Dios se revela donde hay sed reconocida.
Cántaros
Y entonces sucede algo precioso: la mujer deja el cántaro.
El cántaro representa su tarea cotidiana, su rutina, su antigua búsqueda. Lo deja. No porque el agua material ya no importe, sino porque ha encontrado algo más profundo. Su corazón, que estaba seco, ahora rebosa. Y corre hacia aquellos de quienes huía. La marginada, la pecadora pública, la chica frágil, la mujer fácil se convierte en testigo.
No tiene un discurso elaborado. Solo una experiencia: “Me ha dicho todo lo que he hecho. ¿No será el Mesías?”
La evangelización empieza así. No con teorías, sino con un encuentro que cambia la mirada.
También nosotros estamos aquí con nuestros cántaros. Con nuestras búsquedas, nuestras repeticiones, con nuestras sedes mal calmadas.
La Cuaresma es tiempo para reconocer la sed sin maquillarla. Sin acusar siempre al mundo. Sin escondernos en discusiones religiosas. Sin fingir que estamos saciados.
San Pablo nos ha recordado que el amor de Dios ha sido derramado en nuestros corazones. No se trata de fabricar agua. Se trata de acogerla.
¿Y nosotros?
Si nos dejamos encontrar por Cristo, si aceptamos que nos lea la vida con verdad y misericordia, entonces brotará en nosotros un manantial. Y eso sí transforma la historia.

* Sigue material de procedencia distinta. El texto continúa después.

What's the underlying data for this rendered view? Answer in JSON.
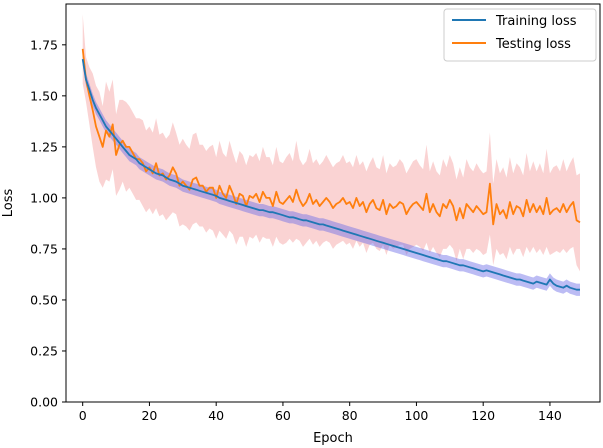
{
  "chart_data": {
    "type": "line",
    "title": "",
    "xlabel": "Epoch",
    "ylabel": "Loss",
    "xlim": [
      -5,
      155
    ],
    "ylim": [
      0.0,
      1.95
    ],
    "xticks": [
      0,
      20,
      40,
      60,
      80,
      100,
      120,
      140
    ],
    "yticks": [
      0.0,
      0.25,
      0.5,
      0.75,
      1.0,
      1.25,
      1.5,
      1.75
    ],
    "ytick_labels": [
      "0.00",
      "0.25",
      "0.50",
      "0.75",
      "1.00",
      "1.25",
      "1.50",
      "1.75"
    ],
    "grid": false,
    "legend_position": "top-right",
    "series": [
      {
        "name": "Training loss",
        "color": "#1f77b4",
        "band_color": "#6a6ae6",
        "x_start": 0,
        "x_step": 1,
        "mean": [
          1.68,
          1.58,
          1.53,
          1.48,
          1.44,
          1.41,
          1.38,
          1.35,
          1.33,
          1.31,
          1.29,
          1.27,
          1.25,
          1.23,
          1.21,
          1.2,
          1.19,
          1.17,
          1.16,
          1.15,
          1.14,
          1.13,
          1.12,
          1.115,
          1.11,
          1.1,
          1.09,
          1.085,
          1.08,
          1.07,
          1.06,
          1.055,
          1.05,
          1.045,
          1.04,
          1.035,
          1.03,
          1.025,
          1.02,
          1.015,
          1.01,
          1.0,
          0.995,
          0.99,
          0.985,
          0.98,
          0.975,
          0.97,
          0.965,
          0.96,
          0.955,
          0.95,
          0.945,
          0.94,
          0.94,
          0.935,
          0.93,
          0.93,
          0.925,
          0.92,
          0.915,
          0.91,
          0.905,
          0.905,
          0.9,
          0.895,
          0.89,
          0.89,
          0.885,
          0.88,
          0.875,
          0.87,
          0.87,
          0.865,
          0.86,
          0.855,
          0.85,
          0.845,
          0.84,
          0.835,
          0.83,
          0.825,
          0.82,
          0.815,
          0.81,
          0.805,
          0.8,
          0.795,
          0.79,
          0.785,
          0.78,
          0.775,
          0.77,
          0.765,
          0.76,
          0.755,
          0.75,
          0.745,
          0.74,
          0.735,
          0.73,
          0.725,
          0.72,
          0.715,
          0.71,
          0.705,
          0.7,
          0.695,
          0.69,
          0.69,
          0.685,
          0.68,
          0.675,
          0.67,
          0.67,
          0.665,
          0.66,
          0.655,
          0.65,
          0.645,
          0.64,
          0.645,
          0.64,
          0.635,
          0.63,
          0.625,
          0.62,
          0.615,
          0.61,
          0.605,
          0.6,
          0.6,
          0.595,
          0.59,
          0.585,
          0.58,
          0.59,
          0.585,
          0.58,
          0.575,
          0.6,
          0.58,
          0.57,
          0.565,
          0.56,
          0.57,
          0.56,
          0.555,
          0.55,
          0.55
        ],
        "band": [
          0.03,
          0.03,
          0.03,
          0.03,
          0.03,
          0.03,
          0.03,
          0.03,
          0.03,
          0.03,
          0.03,
          0.03,
          0.03,
          0.03,
          0.03,
          0.03,
          0.03,
          0.03,
          0.03,
          0.03,
          0.03,
          0.03,
          0.03,
          0.03,
          0.03,
          0.03,
          0.03,
          0.03,
          0.03,
          0.03,
          0.03,
          0.03,
          0.03,
          0.03,
          0.03,
          0.03,
          0.03,
          0.03,
          0.03,
          0.03,
          0.03,
          0.03,
          0.03,
          0.03,
          0.03,
          0.03,
          0.03,
          0.03,
          0.03,
          0.03,
          0.03,
          0.03,
          0.03,
          0.03,
          0.03,
          0.03,
          0.03,
          0.03,
          0.03,
          0.03,
          0.03,
          0.03,
          0.03,
          0.03,
          0.03,
          0.03,
          0.03,
          0.03,
          0.03,
          0.03,
          0.03,
          0.03,
          0.03,
          0.03,
          0.03,
          0.03,
          0.03,
          0.03,
          0.03,
          0.03,
          0.03,
          0.03,
          0.03,
          0.03,
          0.03,
          0.03,
          0.03,
          0.03,
          0.03,
          0.03,
          0.03,
          0.03,
          0.03,
          0.03,
          0.03,
          0.03,
          0.03,
          0.03,
          0.03,
          0.03,
          0.03,
          0.03,
          0.03,
          0.03,
          0.03,
          0.03,
          0.03,
          0.03,
          0.03,
          0.03,
          0.03,
          0.03,
          0.03,
          0.03,
          0.03,
          0.03,
          0.03,
          0.03,
          0.03,
          0.03,
          0.03,
          0.03,
          0.03,
          0.03,
          0.03,
          0.03,
          0.03,
          0.03,
          0.03,
          0.03,
          0.03,
          0.03,
          0.03,
          0.03,
          0.03,
          0.03,
          0.03,
          0.03,
          0.03,
          0.03,
          0.03,
          0.03,
          0.03,
          0.03,
          0.03,
          0.03,
          0.03,
          0.03,
          0.03,
          0.03
        ]
      },
      {
        "name": "Testing loss",
        "color": "#ff7f0e",
        "band_color": "#f08080",
        "x_start": 0,
        "x_step": 1,
        "mean": [
          1.73,
          1.58,
          1.5,
          1.43,
          1.35,
          1.3,
          1.25,
          1.33,
          1.3,
          1.36,
          1.21,
          1.26,
          1.28,
          1.25,
          1.25,
          1.22,
          1.19,
          1.19,
          1.17,
          1.13,
          1.15,
          1.12,
          1.17,
          1.11,
          1.12,
          1.09,
          1.11,
          1.15,
          1.12,
          1.06,
          1.08,
          1.06,
          1.04,
          1.09,
          1.1,
          1.06,
          1.06,
          1.03,
          1.05,
          1.05,
          1.0,
          1.06,
          1.02,
          1.0,
          1.06,
          1.02,
          0.97,
          1.02,
          1.01,
          0.96,
          1.01,
          1.0,
          1.02,
          0.98,
          1.03,
          1.0,
          1.0,
          0.96,
          1.03,
          0.98,
          0.97,
          0.99,
          1.01,
          0.98,
          1.04,
          0.99,
          0.96,
          0.98,
          1.02,
          0.97,
          0.99,
          0.96,
          0.98,
          1.0,
          0.98,
          0.95,
          0.97,
          0.98,
          1.0,
          0.97,
          0.98,
          0.95,
          1.0,
          0.96,
          0.98,
          0.93,
          0.97,
          0.99,
          0.95,
          0.94,
          0.99,
          0.92,
          0.97,
          0.95,
          0.96,
          0.98,
          0.97,
          0.92,
          0.95,
          0.97,
          0.98,
          0.96,
          0.94,
          1.02,
          0.93,
          0.97,
          0.93,
          0.91,
          0.97,
          0.95,
          0.99,
          0.96,
          0.89,
          0.95,
          0.9,
          0.97,
          0.95,
          0.93,
          0.96,
          0.94,
          0.92,
          0.93,
          1.07,
          0.87,
          0.97,
          0.92,
          0.94,
          0.9,
          0.98,
          0.92,
          0.96,
          0.95,
          0.91,
          0.99,
          0.93,
          0.97,
          0.93,
          0.96,
          0.92,
          1.0,
          0.92,
          0.94,
          0.95,
          0.93,
          0.97,
          0.93,
          0.96,
          0.98,
          0.89,
          0.88
        ],
        "band": [
          0.17,
          0.11,
          0.14,
          0.18,
          0.2,
          0.22,
          0.2,
          0.24,
          0.22,
          0.22,
          0.2,
          0.22,
          0.2,
          0.22,
          0.2,
          0.2,
          0.2,
          0.2,
          0.21,
          0.2,
          0.2,
          0.2,
          0.22,
          0.2,
          0.2,
          0.2,
          0.2,
          0.22,
          0.2,
          0.2,
          0.21,
          0.2,
          0.2,
          0.22,
          0.22,
          0.2,
          0.2,
          0.2,
          0.2,
          0.21,
          0.2,
          0.22,
          0.2,
          0.2,
          0.22,
          0.2,
          0.2,
          0.21,
          0.2,
          0.2,
          0.2,
          0.2,
          0.2,
          0.2,
          0.22,
          0.2,
          0.2,
          0.2,
          0.22,
          0.2,
          0.2,
          0.21,
          0.21,
          0.2,
          0.24,
          0.2,
          0.2,
          0.2,
          0.22,
          0.2,
          0.2,
          0.2,
          0.2,
          0.21,
          0.2,
          0.2,
          0.2,
          0.2,
          0.21,
          0.2,
          0.2,
          0.2,
          0.21,
          0.2,
          0.2,
          0.2,
          0.2,
          0.21,
          0.2,
          0.2,
          0.22,
          0.2,
          0.2,
          0.2,
          0.2,
          0.21,
          0.2,
          0.2,
          0.2,
          0.21,
          0.21,
          0.2,
          0.2,
          0.24,
          0.2,
          0.21,
          0.2,
          0.2,
          0.22,
          0.2,
          0.22,
          0.21,
          0.2,
          0.2,
          0.2,
          0.22,
          0.2,
          0.2,
          0.21,
          0.2,
          0.2,
          0.2,
          0.25,
          0.2,
          0.22,
          0.2,
          0.21,
          0.2,
          0.22,
          0.2,
          0.21,
          0.2,
          0.2,
          0.23,
          0.2,
          0.21,
          0.2,
          0.21,
          0.2,
          0.24,
          0.2,
          0.21,
          0.21,
          0.2,
          0.22,
          0.2,
          0.21,
          0.22,
          0.22,
          0.24
        ]
      }
    ]
  }
}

Porque un hombre o una mujer reconciliados, un corazón que ya no busca desesperadamente en cada esquina, una persona que ha encontrado el agua viva… cambia su entorno sin necesidad de imponerse.
Hoy el Señor vuelve a sentarse junto a nuestro pozo.
No viene a juzgar. No viene a discutir. Viene a pedir y a ofrecer.
Si tenemos el valor de quedarnos en el diálogo, de no huir cuando toca nuestra herida, entonces comprenderemos que solo Él puede saciar la sed que nos habita.
Y quizá también nosotros dejemos el cántaro. Y corramos a contar lo que Jesús nos ha hecho descubrir.